Use #materialize before and #dematerialize after publishing:

var published = sink.asFlux().log("source").materialize().publish().autoConnect().<Integer>dematerialize().log("published");

Your Environment

jGleitz commented 2 years ago

To elaborate on my expectation:

I am using #publish with a source that honours backpressure. I am relying on the documented property of #publish that

if any Subscriber is missing demand (requested = 0), multicast will pause pushing/pulling.

I take that to mean that if there are no Subscribers at all (and, hence, no request), pushing and pulling will also pause. This works as expected for next signals, but not for completion. I think it is because of the prefetch: prefetched next signals are buffered and replayed, but completion signals are not.

My expectation is that at least the first subscriber that subscribes after the source completed sees the completion. I would find it even more useful if all later subscribers got the completion replayed, but I guess one could also make the argument that this would be inconsistent with how #publish handles next signals.

jGleitz commented 2 years ago

Here is another example that shows why I find the current behaviour unexpected: The completion signal is being buffered while there are no subscribers, as long as there are still outstanding next signals.

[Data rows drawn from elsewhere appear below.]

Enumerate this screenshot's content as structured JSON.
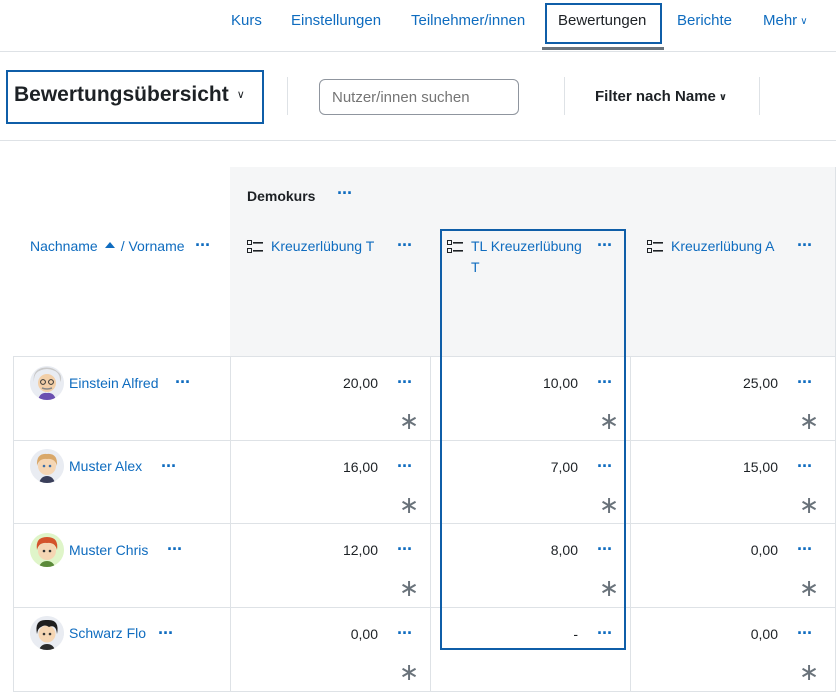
{
  "nav": {
    "items": [
      "Kurs",
      "Einstellungen",
      "Teilnehmer/innen",
      "Bewertungen",
      "Berichte",
      "Mehr"
    ],
    "active": "Bewertungen"
  },
  "tertiary": {
    "title": "Bewertungsübersicht",
    "search_placeholder": "Nutzer/innen suchen",
    "filter_label": "Filter nach Name"
  },
  "grid": {
    "course": "Demokurs",
    "name_col": {
      "lastname": "Nachname",
      "firstname": "/ Vorname"
    },
    "columns": [
      "Kreuzerlübung T",
      "TL Kreuzerlübung T",
      "Kreuzerlübung A"
    ],
    "rows": [
      {
        "name": "Einstein Alfred",
        "grades": [
          "20,00",
          "10,00",
          "25,00"
        ]
      },
      {
        "name": "Muster Alex",
        "grades": [
          "16,00",
          "7,00",
          "15,00"
        ]
      },
      {
        "name": "Muster Chris",
        "grades": [
          "12,00",
          "8,00",
          "0,00"
        ]
      },
      {
        "name": "Schwarz Flo",
        "grades": [
          "0,00",
          "-",
          "0,00"
        ]
      }
    ]
  },
  "icons": {
    "menu": "ellipsis-icon",
    "item": "assignment-icon",
    "overridden": "asterisk-icon",
    "sort": "sort-ascending-icon"
  },
  "colors": {
    "link": "#0f6cbf",
    "highlight": "#0f5ea8",
    "text": "#1d2125"
  }
}
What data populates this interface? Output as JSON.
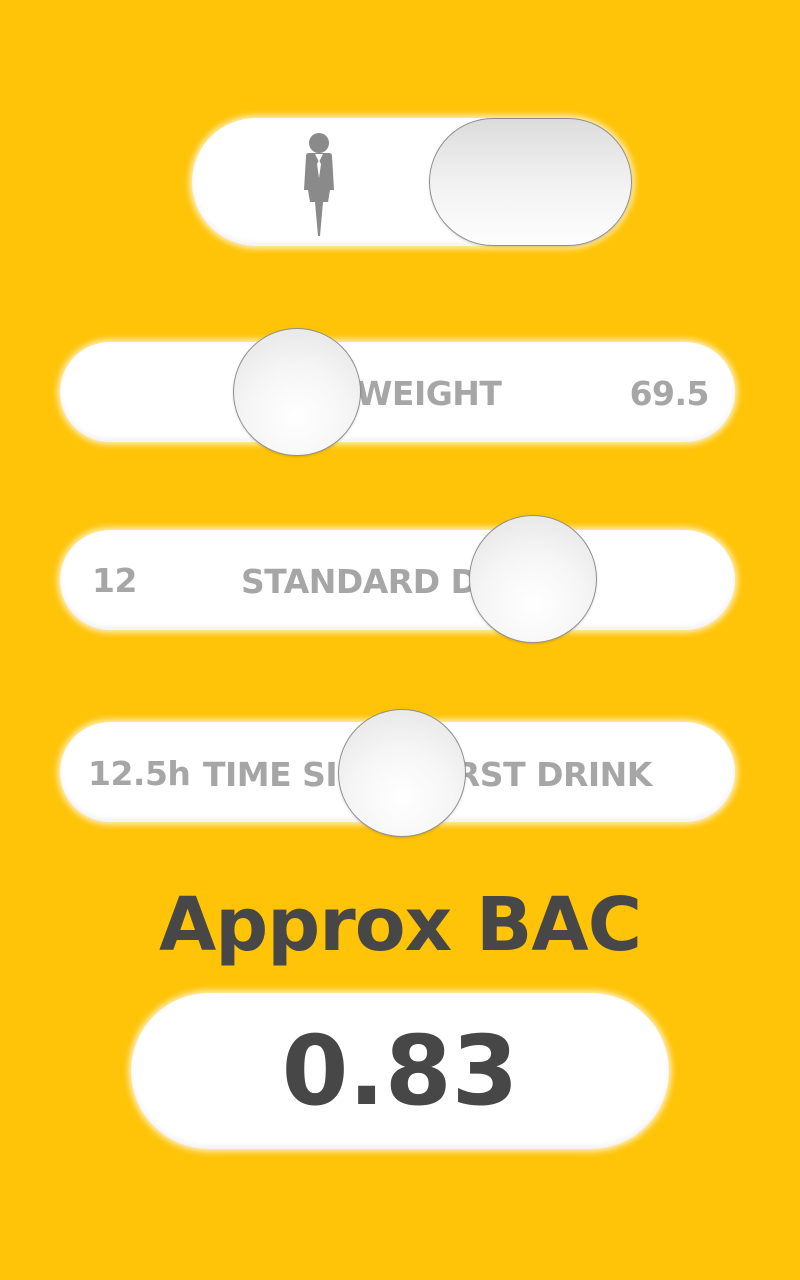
{
  "gender": {
    "icon": "male-person-icon",
    "selected": "male"
  },
  "weight": {
    "label": "WEIGHT",
    "value": "69.5"
  },
  "drinks": {
    "label": "STANDARD DRINKS",
    "value": "12"
  },
  "time": {
    "label": "TIME SINCE FIRST DRINK",
    "value": "12.5h"
  },
  "result": {
    "title": "Approx BAC",
    "value": "0.83"
  },
  "colors": {
    "background": "#FFC408",
    "text_dark": "#474747",
    "text_light": "#A6A6A6",
    "surface": "#FFFFFF"
  }
}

We can see this in this succeeding test case:

    @Test
    void subscribeAfterComplete() {
        var sink = Sinks.many().unicast().<Integer>onBackpressureBuffer();
        var published = sink.asFlux().log("source").publish().autoConnect().log("published");

        sink.tryEmitNext(1).orThrow();
        StepVerifier.create(published)
            .expectNext(1)
            .thenCancel()
            .verify(Duration.ofSeconds(1));

        sink.tryEmitNext(2).orThrow();
        sink.tryEmitComplete().orThrow();
        StepVerifier.create(published)
            .expectNext(2)
            .expectComplete()
            .verify(Duration.ofSeconds(1));
    }

In other words: #publish makes sure that no signals are lost while there are no Subscribers, except if the only outstanding signal is a completion. In that case it is dropped.

simonbasle commented 2 years ago

This indeed sounds like something that needs fixing. Thanks for adding that other test case, we'll look into it 👍

OlegDokuka commented 1 year ago

@jGleitz there is a workaround as of now which is replacement of publish with replay(history=0).

RonBarkan commented 7 months ago

In the duplicate issue #3739 the published flux gladly accepts the 2nd late subscriber then ignores it and the pipeline hangs. This behavior makes no sense to me. It is also not documented anywhere, AFAICT.

Stating the obvious that causing a pipeline to hang, possibly in a subtle way, should be avoided.

IMHO, it should simply give it a complete signal, instead of hanging.